Pero finalmente, a las 3 h 15 min de la tarde “contemplé un agradable espectáculo, un punto, que había sido el objeto de mis deseos más fervientes”. Efectivamente, era Venus que comenzaba su orgulloso paseo entre la Tierra y el Sol. En ese momento Jeremiah Horrox, un pobre y anónimo jovenzuelo, era el único y el primer ser humano que presenciaba con astronómica premeditación un tránsito de Venus. Si hubo alguien más, no se lo contó a nadie. William Crabtree también estaba atento ese mismo día, pero las nubes que tapizaban el cielo de Manchester fueron menos piadosas con él y no le permitieron presenciar el tránsito hasta las 3 h 35 min, y únicamente durante unos instantes.

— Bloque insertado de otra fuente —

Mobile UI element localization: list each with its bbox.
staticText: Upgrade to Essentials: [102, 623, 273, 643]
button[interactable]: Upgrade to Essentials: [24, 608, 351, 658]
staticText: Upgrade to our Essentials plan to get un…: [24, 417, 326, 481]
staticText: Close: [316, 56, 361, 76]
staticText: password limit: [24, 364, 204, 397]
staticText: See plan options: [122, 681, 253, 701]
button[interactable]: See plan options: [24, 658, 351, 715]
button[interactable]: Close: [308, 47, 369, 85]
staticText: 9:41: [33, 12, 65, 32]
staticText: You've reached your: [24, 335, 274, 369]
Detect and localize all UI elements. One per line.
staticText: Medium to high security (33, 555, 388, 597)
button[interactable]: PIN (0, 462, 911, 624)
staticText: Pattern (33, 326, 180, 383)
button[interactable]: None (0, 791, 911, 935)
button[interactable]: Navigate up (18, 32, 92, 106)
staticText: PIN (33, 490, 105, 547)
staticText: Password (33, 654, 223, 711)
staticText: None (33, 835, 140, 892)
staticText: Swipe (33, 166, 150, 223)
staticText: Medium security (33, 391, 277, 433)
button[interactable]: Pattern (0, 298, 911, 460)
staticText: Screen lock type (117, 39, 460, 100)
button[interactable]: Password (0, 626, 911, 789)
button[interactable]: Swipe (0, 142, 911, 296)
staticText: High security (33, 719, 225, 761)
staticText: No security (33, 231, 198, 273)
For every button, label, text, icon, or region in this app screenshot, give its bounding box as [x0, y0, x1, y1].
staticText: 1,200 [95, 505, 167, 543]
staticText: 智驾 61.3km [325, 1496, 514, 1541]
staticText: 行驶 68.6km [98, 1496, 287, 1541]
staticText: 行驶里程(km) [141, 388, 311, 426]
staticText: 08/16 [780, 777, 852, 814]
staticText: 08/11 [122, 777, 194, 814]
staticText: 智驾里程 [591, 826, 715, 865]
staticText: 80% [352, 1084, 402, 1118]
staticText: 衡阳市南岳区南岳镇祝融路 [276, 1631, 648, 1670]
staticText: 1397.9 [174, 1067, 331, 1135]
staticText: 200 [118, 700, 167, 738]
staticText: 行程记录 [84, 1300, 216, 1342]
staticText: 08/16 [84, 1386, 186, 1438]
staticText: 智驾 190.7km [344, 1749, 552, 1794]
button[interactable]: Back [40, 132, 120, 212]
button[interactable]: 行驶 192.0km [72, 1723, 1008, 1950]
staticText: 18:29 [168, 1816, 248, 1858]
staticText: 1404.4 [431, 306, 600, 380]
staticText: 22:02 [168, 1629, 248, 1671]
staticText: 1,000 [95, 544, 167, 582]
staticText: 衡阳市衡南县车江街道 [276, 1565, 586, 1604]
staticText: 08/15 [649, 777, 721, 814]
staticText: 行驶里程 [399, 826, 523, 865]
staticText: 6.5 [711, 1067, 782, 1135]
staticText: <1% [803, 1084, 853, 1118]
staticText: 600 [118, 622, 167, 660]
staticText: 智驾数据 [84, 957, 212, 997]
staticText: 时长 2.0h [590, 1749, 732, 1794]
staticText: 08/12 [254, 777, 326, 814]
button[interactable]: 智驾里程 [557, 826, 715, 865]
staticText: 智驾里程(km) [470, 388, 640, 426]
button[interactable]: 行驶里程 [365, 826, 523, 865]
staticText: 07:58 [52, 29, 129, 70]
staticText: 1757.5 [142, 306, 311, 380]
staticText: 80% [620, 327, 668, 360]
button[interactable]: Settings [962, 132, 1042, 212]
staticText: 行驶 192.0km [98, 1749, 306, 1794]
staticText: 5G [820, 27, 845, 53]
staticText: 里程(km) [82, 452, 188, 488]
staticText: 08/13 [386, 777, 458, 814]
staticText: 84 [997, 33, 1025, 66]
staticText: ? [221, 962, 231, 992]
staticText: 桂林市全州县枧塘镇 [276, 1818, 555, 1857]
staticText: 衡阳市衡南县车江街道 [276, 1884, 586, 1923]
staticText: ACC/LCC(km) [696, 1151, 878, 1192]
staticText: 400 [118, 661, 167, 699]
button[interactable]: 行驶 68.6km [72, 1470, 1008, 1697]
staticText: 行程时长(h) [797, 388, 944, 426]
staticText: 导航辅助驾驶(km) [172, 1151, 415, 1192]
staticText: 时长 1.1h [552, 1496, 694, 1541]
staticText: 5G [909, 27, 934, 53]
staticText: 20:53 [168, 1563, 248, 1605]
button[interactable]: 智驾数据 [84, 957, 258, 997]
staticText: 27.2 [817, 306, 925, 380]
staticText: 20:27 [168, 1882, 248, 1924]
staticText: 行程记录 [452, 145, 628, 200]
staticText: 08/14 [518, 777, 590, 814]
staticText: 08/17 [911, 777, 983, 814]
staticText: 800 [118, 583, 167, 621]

Horrox dejó escrito el relato de estos acontecimientos y de esa manera entró en la historia de la ciencia. Aproximadamente un año después había previsto un encuentro con Crabtree, para el 4 de enero de 1641, pero Horrox murió repentinamente el día anterior. A pesar de vivir separados por tan solo unos 50 km, su pobreza les había impedido emprender con antelación tan “largo” viaje. Nunca llegaron a conocerse personalmente. Horrox tenía 22 años.

El próximo tránsito de Venus será el 6 de junio de 2012. No habrá otro hasta el 11 de diciembre de 2117. Así que ya sabes, apúntalo en tu agenda!